50 million published scholarly articles exist. There are plenty of new problems emerging in every discipline every year and no doubt some data published previously might be useful in solving them. What is more, no one can search these articles manually. Following all publications from one, narrow field is usually enough work for one scientist, and some data, which might be useful for him or her, could be published by researchers from other fields. Some fields are so crowded that data mining could by useful to simply recapitulate the most common conclusions (by so called “vote counting”) and to mark the differences in published articles. You can also perform meta-analysis to verify theories on huge amounts of empirical data.
Content mining offers the possibility of a new revolution. The report from the Expert Group of European Commission claims that:
There is growing recognition that we are at the threshold of the mass automation of service industries (automation of thinking) comparable with the robotic automation of manufacturing production lines (automation of muscle) in an earlier era. TDM will be widely used to provide insights in the re-design of this digital services economy.
There is however one problem with TDM. It is seen as the creation of derivate work, so in fact it can be treated as a violation of copyright. Although, at the moment scientific TDM is allowed in the United States for every single piece of content, regardless of licensing because it is seen as fair use. Similar regulation exists in a few other countries. Starting from June 1, 2014, it is legal in the United Kingdom to mine every piece of content without additional permission, but only for non-commercial purposes. In a huge number of other countries (including the majority of EU ones) there are no additional regulations on content mining and it is treated as a creation of derivate work. To mine works that are licensed under a Creative Commons No Derivatives License, or under regular copyright, you need permission from the copyright holder (an author or a publisher, depending on the contract between them).
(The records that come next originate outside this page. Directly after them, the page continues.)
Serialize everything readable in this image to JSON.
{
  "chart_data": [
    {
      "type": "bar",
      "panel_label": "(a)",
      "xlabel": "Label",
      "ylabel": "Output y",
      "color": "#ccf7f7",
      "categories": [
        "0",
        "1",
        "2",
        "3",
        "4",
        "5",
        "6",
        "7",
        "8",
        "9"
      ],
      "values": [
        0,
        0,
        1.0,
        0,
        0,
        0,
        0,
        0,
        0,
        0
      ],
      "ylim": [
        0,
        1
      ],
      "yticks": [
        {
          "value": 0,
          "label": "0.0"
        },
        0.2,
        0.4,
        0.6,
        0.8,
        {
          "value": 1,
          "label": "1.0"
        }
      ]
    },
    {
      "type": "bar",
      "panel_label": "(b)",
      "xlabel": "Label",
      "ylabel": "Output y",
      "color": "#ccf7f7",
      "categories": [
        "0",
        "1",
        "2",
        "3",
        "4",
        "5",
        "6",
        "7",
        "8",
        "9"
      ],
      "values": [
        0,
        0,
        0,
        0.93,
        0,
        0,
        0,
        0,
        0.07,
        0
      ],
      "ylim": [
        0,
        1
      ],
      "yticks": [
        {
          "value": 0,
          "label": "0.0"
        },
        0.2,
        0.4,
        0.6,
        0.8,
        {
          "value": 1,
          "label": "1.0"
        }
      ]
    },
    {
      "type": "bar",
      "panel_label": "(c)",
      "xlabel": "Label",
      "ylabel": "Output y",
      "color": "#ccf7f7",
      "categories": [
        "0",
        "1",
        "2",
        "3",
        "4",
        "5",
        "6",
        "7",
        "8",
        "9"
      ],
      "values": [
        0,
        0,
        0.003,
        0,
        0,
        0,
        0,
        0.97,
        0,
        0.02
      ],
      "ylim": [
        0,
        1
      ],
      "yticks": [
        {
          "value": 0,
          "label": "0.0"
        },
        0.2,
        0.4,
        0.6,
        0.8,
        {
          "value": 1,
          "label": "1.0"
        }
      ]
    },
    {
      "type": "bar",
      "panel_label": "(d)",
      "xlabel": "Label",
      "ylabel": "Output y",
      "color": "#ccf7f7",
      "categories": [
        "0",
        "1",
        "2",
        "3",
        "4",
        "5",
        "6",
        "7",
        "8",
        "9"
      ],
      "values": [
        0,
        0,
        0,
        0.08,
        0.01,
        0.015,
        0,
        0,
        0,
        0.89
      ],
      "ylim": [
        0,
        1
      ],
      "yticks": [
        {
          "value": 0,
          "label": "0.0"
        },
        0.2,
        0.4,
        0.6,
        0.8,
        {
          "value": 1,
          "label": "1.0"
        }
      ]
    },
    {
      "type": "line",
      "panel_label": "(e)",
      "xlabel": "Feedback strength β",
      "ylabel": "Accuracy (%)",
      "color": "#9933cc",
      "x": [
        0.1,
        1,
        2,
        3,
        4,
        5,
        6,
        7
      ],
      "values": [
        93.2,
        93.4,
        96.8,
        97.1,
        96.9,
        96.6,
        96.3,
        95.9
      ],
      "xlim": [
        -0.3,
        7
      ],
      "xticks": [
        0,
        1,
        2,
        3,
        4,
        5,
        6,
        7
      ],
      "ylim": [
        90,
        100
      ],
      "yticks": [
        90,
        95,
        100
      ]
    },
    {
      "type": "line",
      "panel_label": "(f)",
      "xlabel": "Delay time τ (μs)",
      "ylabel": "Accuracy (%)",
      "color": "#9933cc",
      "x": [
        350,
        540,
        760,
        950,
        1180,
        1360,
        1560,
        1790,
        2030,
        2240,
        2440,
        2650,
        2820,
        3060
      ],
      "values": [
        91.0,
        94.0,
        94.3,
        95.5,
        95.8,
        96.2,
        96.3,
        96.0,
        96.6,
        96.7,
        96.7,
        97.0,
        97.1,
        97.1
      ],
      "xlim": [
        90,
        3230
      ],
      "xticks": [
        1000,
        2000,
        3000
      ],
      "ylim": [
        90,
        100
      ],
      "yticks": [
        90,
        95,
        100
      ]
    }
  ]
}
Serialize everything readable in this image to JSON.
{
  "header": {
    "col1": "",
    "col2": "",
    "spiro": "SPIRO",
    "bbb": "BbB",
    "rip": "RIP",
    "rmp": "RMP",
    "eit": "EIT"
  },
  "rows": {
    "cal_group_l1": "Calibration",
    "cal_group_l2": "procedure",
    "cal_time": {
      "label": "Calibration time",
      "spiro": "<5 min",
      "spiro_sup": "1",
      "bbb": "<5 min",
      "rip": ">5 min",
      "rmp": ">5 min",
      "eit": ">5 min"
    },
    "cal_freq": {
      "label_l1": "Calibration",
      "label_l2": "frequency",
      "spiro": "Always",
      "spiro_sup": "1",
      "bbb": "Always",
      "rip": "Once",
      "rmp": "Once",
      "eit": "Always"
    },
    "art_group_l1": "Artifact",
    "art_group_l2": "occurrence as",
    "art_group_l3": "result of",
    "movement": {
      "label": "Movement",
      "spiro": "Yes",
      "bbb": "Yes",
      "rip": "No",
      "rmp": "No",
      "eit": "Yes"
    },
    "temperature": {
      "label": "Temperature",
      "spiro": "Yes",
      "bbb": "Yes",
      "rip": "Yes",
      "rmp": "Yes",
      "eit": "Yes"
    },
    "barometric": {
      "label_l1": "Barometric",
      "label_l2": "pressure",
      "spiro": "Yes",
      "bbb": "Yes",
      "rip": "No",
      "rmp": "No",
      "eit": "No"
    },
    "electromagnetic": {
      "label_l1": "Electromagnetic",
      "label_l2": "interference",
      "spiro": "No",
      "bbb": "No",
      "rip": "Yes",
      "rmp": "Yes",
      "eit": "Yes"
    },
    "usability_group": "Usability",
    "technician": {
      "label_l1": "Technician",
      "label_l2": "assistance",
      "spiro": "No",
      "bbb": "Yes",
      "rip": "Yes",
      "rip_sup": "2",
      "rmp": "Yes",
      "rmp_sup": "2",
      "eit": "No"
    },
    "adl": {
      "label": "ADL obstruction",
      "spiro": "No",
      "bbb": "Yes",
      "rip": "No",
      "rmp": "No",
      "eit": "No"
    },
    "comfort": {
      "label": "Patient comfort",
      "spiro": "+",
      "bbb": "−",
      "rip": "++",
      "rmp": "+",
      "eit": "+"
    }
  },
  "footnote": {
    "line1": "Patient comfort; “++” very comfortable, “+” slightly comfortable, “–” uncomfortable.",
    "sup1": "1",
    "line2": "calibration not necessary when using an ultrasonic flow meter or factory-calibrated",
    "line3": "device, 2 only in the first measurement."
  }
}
If you would like to mine a big database containing the works of thousands of authors and several publishers it could be very complicated.
The good news is that the European Commission is under growing pressure to solve this problem. The report that I mentioned above was published this spring and it recommends the creation of helpful regulations on data mining to preserve a competitive position of European science. Probably legal barriers for content mining will be soon abolished in major parts of the world. I recommend you to prepare for this moment and to start learning what and how to mine.